Il n'est pas malheureux, permettez-moi d'employer cette expression familière, que les maîtres auxiliaires puissent percevoir
une allocation pour perte d'emploi. Toutefois, vous le savez comme moi, celle-ci est prélevée sur les crédits de
remplacement ; en conséquence, son financement pose problème.
Pour remédier à cette situation, nous l'avons dit et répété, il serait nécessaire de transformer au moins un tiers des 800
000 heures supplémentaires en postes. Nous sommes loin du compte. Au rythme actuel, la résorption de la situation
risque de durer des dizaines d'années. Une telle décision traduirait une réelle volonté de titularisation des personnels
précaires.
D'autre part, et nous l'avions aussi proposé, il nous semble indispensable que, parallèlement à une augmentation
substantielle des moyens pour mettre en oeuvre un enseignement de qualité, les conditions d'accès aux concours internes
et réservés soient assouplies. Ces concours devraient, par ailleurs, mieux prendre en compte l'expérience professionnelle
de ces enseignants et faciliter ainsi une titularisation qui mettrait fin à leur statut précaire.

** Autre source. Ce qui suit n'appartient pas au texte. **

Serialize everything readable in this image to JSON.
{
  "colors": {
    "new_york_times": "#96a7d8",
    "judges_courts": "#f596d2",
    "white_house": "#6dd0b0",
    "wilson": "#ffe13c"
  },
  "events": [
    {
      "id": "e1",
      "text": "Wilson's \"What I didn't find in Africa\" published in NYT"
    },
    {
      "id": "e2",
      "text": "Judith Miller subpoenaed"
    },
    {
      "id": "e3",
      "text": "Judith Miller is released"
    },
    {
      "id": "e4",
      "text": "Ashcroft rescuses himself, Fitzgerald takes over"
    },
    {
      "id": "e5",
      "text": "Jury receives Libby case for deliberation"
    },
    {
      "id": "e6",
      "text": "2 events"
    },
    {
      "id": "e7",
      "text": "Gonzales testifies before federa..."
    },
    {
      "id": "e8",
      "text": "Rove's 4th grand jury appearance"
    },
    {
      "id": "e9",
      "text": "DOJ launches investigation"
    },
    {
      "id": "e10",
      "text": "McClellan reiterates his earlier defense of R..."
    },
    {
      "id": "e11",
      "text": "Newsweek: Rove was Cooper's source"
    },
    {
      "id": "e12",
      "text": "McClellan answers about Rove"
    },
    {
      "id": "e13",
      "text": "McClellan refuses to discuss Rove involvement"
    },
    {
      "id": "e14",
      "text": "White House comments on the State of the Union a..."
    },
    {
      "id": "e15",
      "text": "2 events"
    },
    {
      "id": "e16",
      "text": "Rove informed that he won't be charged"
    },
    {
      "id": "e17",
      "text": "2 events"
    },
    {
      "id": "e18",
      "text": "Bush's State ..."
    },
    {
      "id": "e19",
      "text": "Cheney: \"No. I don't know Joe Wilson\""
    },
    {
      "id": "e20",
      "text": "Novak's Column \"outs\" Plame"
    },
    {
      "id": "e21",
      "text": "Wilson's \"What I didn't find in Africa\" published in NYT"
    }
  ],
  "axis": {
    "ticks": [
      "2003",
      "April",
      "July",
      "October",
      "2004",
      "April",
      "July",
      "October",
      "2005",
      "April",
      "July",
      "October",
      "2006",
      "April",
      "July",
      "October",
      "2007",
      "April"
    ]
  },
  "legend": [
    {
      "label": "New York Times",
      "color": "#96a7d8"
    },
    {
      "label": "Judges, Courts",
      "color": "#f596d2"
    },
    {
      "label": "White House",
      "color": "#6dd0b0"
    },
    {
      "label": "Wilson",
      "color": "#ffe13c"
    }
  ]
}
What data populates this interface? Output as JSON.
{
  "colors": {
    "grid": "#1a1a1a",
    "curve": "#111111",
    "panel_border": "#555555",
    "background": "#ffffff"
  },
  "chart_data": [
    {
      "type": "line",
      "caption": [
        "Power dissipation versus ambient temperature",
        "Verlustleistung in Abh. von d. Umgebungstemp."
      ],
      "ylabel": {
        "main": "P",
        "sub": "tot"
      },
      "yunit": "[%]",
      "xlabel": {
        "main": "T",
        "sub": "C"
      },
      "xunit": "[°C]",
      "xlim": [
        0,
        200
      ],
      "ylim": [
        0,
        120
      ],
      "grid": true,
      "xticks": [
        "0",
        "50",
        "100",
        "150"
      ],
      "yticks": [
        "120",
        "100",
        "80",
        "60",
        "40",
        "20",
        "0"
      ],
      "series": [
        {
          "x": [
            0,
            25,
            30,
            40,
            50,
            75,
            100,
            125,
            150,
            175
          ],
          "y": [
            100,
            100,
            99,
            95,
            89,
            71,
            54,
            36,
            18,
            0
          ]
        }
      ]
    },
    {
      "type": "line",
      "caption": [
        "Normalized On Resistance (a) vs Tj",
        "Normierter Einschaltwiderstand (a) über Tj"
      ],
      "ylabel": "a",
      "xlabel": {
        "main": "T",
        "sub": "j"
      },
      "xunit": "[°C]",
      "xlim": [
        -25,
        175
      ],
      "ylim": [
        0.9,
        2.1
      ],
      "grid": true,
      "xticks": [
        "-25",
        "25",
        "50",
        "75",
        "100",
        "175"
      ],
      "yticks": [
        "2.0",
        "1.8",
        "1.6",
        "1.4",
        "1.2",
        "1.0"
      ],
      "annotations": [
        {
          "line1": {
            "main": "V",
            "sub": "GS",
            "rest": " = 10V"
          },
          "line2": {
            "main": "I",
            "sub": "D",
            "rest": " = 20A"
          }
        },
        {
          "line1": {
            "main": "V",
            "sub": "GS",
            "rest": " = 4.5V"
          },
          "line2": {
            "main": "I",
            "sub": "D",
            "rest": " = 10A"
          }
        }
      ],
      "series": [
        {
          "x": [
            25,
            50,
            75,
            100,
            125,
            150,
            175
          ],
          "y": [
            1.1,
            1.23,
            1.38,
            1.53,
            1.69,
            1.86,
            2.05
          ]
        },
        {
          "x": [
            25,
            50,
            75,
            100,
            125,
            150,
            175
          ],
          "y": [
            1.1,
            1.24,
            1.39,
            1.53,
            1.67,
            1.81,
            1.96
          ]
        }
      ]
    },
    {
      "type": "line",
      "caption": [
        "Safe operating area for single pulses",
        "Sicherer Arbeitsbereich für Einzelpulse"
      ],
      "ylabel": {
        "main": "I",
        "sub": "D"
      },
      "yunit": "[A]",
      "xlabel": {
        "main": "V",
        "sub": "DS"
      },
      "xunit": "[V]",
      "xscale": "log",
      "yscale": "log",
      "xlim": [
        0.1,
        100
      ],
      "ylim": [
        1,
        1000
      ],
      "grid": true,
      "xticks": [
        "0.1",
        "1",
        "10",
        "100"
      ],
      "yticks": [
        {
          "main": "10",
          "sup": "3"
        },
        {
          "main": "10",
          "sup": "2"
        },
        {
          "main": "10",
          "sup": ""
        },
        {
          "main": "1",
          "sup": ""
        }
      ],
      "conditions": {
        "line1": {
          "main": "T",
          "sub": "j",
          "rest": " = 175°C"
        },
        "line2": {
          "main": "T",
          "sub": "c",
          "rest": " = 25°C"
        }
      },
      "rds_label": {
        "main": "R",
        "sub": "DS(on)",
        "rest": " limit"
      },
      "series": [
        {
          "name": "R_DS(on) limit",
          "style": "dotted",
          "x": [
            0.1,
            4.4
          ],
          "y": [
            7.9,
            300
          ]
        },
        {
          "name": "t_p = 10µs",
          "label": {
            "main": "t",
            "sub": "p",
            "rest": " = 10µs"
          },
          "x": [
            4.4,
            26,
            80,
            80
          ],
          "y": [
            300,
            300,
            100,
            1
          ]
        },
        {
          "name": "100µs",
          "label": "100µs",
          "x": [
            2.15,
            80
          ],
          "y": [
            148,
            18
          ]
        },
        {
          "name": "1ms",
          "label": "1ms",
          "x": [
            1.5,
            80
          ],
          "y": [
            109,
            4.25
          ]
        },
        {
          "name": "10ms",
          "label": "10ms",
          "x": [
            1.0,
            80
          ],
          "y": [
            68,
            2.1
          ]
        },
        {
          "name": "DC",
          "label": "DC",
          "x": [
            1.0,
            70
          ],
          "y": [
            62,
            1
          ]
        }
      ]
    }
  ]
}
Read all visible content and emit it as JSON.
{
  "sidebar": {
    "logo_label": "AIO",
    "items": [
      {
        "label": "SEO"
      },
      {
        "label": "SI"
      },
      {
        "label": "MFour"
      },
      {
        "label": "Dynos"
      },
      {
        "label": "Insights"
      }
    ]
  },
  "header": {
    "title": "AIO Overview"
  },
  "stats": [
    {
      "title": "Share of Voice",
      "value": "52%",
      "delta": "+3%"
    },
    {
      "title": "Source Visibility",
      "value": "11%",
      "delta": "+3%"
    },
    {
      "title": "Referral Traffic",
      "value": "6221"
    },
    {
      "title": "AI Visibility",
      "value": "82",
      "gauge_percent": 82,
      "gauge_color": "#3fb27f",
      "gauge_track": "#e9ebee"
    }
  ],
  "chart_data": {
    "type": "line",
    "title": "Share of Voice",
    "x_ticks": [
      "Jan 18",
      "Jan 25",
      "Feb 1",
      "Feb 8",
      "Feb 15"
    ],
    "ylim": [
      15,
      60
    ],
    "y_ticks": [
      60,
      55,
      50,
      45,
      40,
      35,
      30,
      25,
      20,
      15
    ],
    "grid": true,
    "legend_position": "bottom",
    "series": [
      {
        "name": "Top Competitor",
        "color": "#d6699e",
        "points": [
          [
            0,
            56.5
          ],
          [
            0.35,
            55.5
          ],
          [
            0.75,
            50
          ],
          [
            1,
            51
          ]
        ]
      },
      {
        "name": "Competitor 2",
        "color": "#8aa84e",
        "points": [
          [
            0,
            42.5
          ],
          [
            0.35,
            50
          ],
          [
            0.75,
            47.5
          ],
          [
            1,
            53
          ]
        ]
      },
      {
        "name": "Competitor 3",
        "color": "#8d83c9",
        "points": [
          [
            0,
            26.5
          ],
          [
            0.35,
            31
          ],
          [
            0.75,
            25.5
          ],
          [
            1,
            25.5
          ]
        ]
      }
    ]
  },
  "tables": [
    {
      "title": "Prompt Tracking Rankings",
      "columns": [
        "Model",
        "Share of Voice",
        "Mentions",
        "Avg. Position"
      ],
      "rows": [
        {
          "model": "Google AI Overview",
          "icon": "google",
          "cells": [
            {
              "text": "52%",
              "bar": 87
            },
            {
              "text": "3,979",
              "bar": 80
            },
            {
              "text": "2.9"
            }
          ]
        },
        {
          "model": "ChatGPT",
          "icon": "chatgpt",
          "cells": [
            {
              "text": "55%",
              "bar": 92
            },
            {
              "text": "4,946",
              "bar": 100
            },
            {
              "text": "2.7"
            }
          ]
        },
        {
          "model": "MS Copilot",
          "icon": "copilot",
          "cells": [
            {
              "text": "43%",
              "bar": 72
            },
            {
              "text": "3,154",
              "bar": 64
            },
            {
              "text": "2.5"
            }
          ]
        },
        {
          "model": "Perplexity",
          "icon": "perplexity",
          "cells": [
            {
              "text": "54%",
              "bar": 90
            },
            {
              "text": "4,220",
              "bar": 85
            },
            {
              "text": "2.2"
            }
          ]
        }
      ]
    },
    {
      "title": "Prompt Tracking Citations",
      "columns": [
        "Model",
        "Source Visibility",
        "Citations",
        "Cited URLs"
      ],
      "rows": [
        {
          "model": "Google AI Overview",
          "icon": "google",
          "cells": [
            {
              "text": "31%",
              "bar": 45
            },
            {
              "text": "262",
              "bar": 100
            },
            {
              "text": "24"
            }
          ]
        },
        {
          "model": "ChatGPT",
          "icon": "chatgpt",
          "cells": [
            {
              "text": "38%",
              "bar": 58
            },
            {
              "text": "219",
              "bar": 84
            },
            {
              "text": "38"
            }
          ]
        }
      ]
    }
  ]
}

En outre, nous avions également proposé d'instaurer une obligation d'organiser les concours réservés. L'Etat serait ainsi
obligé de fournir les moyens nécessaires à la création des postes correspondants à ces concours.
Ne pas instaurer cette obligation - et c'est bien là que pèche la loi - revient à tenir un double langage et tendrait à
démontrer que le Gouvernement refuse de prendre date sur le financement de la résorption de l'emploi précaire.
N'en doutez pas, le groupe communiste républicain et citoyen continuera d'agir, lors de l'examen du projet de loi de
finances, pour obtenir un budget de l'éducation nationale permettant de dispenser un enseignement de qualité, à la hauteur
des besoins des collégiens et des lycéens et, par là même, du personnel enseignant.